Time to make the Senate pay off, gdi! (Although Bayh's got the third-largest campaign war chest in the Senate.) And no more accountability, so we're turning off the phones, or at least going to message-only, screening all constituents unlucky enough (or is it unwealthy enough) not to have his ear or share his bed.

Don't assume Bayh won't make the Senate floor to vote on behalf of his wife's health care insurer, who may not like the bill but certainly doesn't want major change to the status quo either. After all the so-called reform trumpets health care for all regardless of pre-conditions--a euphemism for making everyone buy overpriced health care insurance whose premiums are rising at 10%/year. With no public option offered by the Democratic leadership (though it's supported by over 40 senators and a large majority of the public), there's no reason for the insurers to reduce costs or limit their profits, so it's clear that the whole bill means to raise insurance company revenues.

Already the state of Virginia has passed a law that would exempt residents of that state from having to buy health insurance. Forcing all Americans to buy insurance exceeds all precedents in our nation's history-does the Constitution say that all Americans have to buy anything? Don't think so. Let me remind you: any powers not specifically assigned to the Federal government in the Constitution are the domain of the states. In other words, Mr. Fed, you don't have the right to make us engage in a commercial transaction on behalf of a private company.

Recapping the general trend, it's obvious to see that the federal government is abusing its power. The restraints on power were finally surmounted in 2001 with the passage of the Patriot Act, which purported to make us safer but essentially eliminated any legal control over the Executive branch. Cheney's persistent teasing about torture illustrates the illegality of his actions and his imperviousness to prosecution. Obama's defense of Bush-era torture stains his administration and makes mockery of his promises.

The rise of corporate influence may be the most far-reaching consequence as the interests of corporations and the federal government align. In most other nations, this alignment is called fascism. Here in America we call is socialism-for-the-rich, a perverse redefinition of true socialism, which is defined as ownership of corporations by their workers--quite the opposite of what most Americans consider socialism: control over their lives by government (confused with what is technically a central command economy.)

We're seeing legal cover being created on behalf of corporate personhood as corporations--foreign and domestic--were given the right to make advertisements on behalf of favored candidates.
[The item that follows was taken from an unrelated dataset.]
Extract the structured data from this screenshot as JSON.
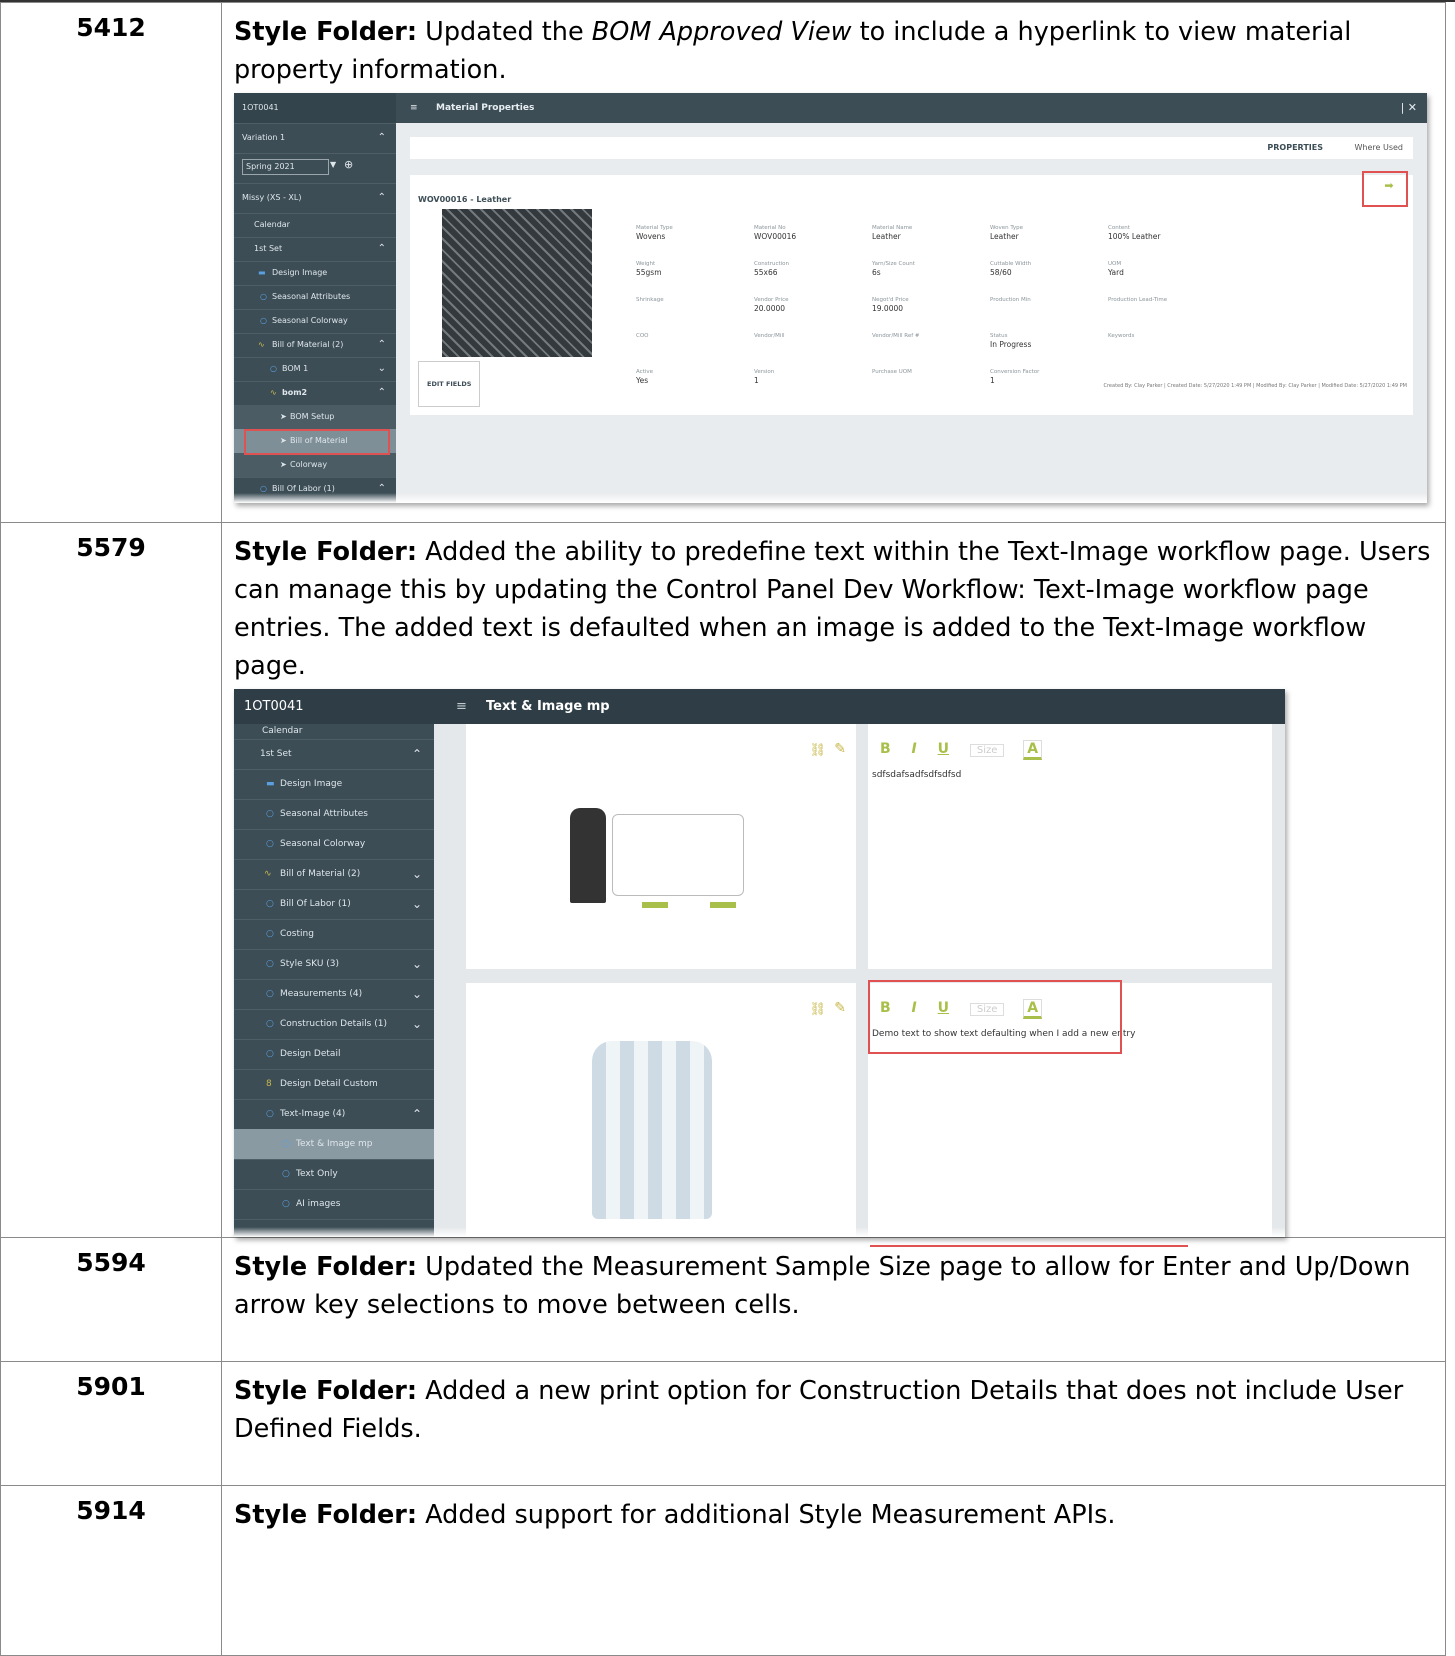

The concept of the corporate person is simply ridiculous. Now when my business faltered, I couldn't just walk away and leave it to my alter-ego, the corporate person. Though my business was in fact incorporated, it was my credit and money it used, my social security number, my signature. What the laws really mean is that, as a single owner without a lot of money invested in the business, I couldn't invoke personage to protect my assets from creditors. If I'd been part of a corporate racket, a simple employee, well then I could ascribe wrongdoing to that corporate person, who somehow appears only when a corporation that can afford enough attorneys to invoke its personhood gets in trouble.

I think we can see where the Supreme Court is going with its rulings. It's truly dangerous for learned men to judge matters so poorly, as that's evidence that they're serving not the public interest but specific corporate constituencies. How will they come down on rulings in the future? Safe to say they'll side with corporations, with the rich over the poor, with the gilded class rather than the downtrodden.

I guess I've reached the point where I've lost faith in all three branches of my government. I'm not alone, millions of Americans agree that our government and country have lost direction. The next question is what will happen as a result of that collective loss of faith. Yes, the Washington monolith can roll ahead for some time, based purely on momentum. There may even be times when the pendulum seems to be shifting, towards the empowerment of the individuals and the States, and the decline of corporate and state power. But the trend is obvious for anyone to see, and it can hardly end well.